Magistrado ponente: Luis Javier Osorio Lopez

Decreto 2591 de 1991

SALA DE CASACIÓN LABORAL República de Colombia Corte Suprema de Justicia PAGE 10 República de Colombia Corte Suprema de Justicia TUTELA 24747 SALA DE CASACIÓN LABORAL LUIS JAVIER OSORIO LÓPEZ Magistrado Ponente Radicación 24747 Acta No. 23 Bogotá D. C., diecisiete (17) de junio de dos mil nueve (2009). Se procede a resolver la impugnación presentada por MIGUEL ÁNGEL MURILLO MURCIA contra el fallo proferido por la SALA DE CASACIÓN CIVIL DE LA CORTE SUPREMA DE JUSTICIA, dentro de la acción de tutela que el recurrente instauró contra la SALA CIVIL DEL TRIBUNAL SUPERIOR DE BOGOTÁ conformada por los magistrados Nancy Esther Angulo Quiroz, Rodolfo Arciniegas Cuadros y Jorge Eduardo Ferreira Vargas, el JUZGADO SEGUNDO CIVIL DEL CIRCUITO de esta ciudad, el JUZGADO ONCE CIVIL MUNICIPAL DE DESCONGESTIÓN y el BANCO POPULAR S.A. I.

ANTECEDENTES Se plantea en un confuso escrito de tutela que, el Banco Popular promovió proceso ejecutivo hipotecario contra el accionante y Luz Dary Buitrago Mendoza, en el cual las excepciones que presentaron fueron despachadas desfavorablemente, por lo que el proceso continuó su trámite.
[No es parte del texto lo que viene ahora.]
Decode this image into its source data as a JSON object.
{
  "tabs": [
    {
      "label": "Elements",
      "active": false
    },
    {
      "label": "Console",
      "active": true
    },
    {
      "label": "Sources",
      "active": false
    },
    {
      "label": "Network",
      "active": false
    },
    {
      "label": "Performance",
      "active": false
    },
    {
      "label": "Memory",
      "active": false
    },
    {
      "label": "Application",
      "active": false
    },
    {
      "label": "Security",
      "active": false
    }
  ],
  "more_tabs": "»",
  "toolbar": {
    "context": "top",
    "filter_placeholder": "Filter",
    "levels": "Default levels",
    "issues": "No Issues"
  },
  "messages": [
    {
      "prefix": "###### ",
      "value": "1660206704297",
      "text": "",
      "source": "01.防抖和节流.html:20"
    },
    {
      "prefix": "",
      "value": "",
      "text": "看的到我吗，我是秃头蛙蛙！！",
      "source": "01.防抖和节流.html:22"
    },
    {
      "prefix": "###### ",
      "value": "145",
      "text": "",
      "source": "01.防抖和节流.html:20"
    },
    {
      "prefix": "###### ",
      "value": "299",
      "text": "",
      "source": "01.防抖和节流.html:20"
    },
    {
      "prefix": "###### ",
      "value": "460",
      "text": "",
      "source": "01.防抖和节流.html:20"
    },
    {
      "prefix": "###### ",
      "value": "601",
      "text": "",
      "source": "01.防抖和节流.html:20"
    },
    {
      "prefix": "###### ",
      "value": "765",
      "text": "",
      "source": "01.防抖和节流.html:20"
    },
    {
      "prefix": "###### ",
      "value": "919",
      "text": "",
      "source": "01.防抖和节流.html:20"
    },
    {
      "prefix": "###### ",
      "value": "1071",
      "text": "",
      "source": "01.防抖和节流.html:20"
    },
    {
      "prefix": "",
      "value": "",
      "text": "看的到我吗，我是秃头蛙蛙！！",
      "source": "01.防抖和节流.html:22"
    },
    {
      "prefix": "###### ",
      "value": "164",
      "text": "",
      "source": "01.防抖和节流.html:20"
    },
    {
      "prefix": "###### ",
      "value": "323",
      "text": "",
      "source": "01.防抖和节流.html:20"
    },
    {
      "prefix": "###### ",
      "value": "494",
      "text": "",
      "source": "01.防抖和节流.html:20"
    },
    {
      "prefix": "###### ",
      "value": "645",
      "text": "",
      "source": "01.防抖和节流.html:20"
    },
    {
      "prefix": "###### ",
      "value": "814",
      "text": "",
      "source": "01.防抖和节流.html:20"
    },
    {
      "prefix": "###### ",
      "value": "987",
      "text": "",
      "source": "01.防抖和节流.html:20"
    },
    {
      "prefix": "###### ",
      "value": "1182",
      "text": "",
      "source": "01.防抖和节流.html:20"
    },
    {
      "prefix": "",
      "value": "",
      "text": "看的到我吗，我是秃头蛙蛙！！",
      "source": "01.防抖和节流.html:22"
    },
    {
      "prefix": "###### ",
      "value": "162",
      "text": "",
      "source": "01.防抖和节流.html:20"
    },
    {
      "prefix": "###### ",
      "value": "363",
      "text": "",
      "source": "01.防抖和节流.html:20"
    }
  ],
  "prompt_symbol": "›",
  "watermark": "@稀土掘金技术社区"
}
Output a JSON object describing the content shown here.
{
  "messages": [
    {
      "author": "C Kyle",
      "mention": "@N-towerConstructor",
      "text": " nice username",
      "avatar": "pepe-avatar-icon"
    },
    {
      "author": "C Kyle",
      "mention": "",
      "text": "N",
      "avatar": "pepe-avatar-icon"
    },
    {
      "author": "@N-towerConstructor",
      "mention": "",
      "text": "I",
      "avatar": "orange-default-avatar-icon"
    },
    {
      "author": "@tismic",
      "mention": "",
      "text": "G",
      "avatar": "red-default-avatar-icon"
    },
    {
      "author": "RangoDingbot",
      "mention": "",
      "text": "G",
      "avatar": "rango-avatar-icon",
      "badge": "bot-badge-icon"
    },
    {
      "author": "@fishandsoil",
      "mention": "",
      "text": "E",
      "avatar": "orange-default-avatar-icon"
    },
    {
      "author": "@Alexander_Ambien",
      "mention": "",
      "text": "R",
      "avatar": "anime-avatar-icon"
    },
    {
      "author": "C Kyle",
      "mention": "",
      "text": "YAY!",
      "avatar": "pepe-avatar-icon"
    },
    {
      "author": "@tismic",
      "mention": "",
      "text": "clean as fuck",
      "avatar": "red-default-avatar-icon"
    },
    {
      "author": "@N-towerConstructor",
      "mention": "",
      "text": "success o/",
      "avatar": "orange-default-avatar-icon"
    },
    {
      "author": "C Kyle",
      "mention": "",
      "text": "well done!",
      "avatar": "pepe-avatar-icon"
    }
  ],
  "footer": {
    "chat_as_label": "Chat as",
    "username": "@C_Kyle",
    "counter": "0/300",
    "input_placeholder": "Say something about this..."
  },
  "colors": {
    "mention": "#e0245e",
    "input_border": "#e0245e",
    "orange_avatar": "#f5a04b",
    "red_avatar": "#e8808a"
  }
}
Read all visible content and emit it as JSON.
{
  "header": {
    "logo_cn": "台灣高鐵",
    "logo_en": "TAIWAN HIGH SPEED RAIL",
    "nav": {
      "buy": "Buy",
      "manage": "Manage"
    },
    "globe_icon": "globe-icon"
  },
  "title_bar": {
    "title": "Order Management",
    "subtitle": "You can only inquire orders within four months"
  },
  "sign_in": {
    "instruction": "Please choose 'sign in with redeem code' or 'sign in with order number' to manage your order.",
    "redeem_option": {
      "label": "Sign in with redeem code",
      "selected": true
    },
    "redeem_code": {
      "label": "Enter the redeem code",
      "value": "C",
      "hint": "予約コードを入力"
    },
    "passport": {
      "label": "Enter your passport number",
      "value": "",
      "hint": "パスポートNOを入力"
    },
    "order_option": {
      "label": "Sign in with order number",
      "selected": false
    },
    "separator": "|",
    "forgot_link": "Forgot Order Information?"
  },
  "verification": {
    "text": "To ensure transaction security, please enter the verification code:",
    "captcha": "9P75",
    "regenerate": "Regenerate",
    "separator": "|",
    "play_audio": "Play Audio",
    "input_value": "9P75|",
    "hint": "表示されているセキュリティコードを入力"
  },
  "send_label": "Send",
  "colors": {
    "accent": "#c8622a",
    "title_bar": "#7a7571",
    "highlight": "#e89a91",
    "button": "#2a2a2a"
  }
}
Aseguró que la diligencia de adjudicación, posterior a la de remate, quedó “ en tela de juicio ”, toda vez que resultó desierta y “ sólo vino a quedar confirmada por una actuación del ad-quen (sic) de una manera arbitraria al debido proceso ”; que aunado a lo anterior, el juez de conocimiento le impidió a su apoderado el pleno ejercicio de su intereses “ coaccionándolo con compulsarle copias al consejo superior de la judicatura, y de paso usurpando competencias frente al comisionado ordenándole no admitir oposición con lo cual no sólo está afectando mi humanidad sino que involucra todo mi núcleo familiar, incluidos los menores que dependen de mi ”.

Señaló que dado lo anterior utiliza esta acción como mecanismo transitorio con el fin de que se ordene al Juzgado Once Civil Municipal de Descongestión, quien está a cargo del desalojo, que se abstenga de continuar tal labor, hasta tanto se le declare totalmente vencido en juicio y que “ por parte del a - quo y del ad – quen (sic)se me haya trasladado la plena practica y aplicación de los principios del debido proceso y la equidad que le deben dispensar a cada una de las partes en litigio ”.

En criterio del tutelante el Tribunal accionado usurpó la competencia al confirmar el auto del 22 de junio de 2007, pues, afirma, que debía tramitarse ante el juez de conocimiento. Con fundamento en lo anterior solicita al juez de tutela que ordene la inmediata suspensión “ de la diligencia programada por el Juzgado de descongestión y se ordene la reliquidación del crédito conforme a los parámetros legales ”.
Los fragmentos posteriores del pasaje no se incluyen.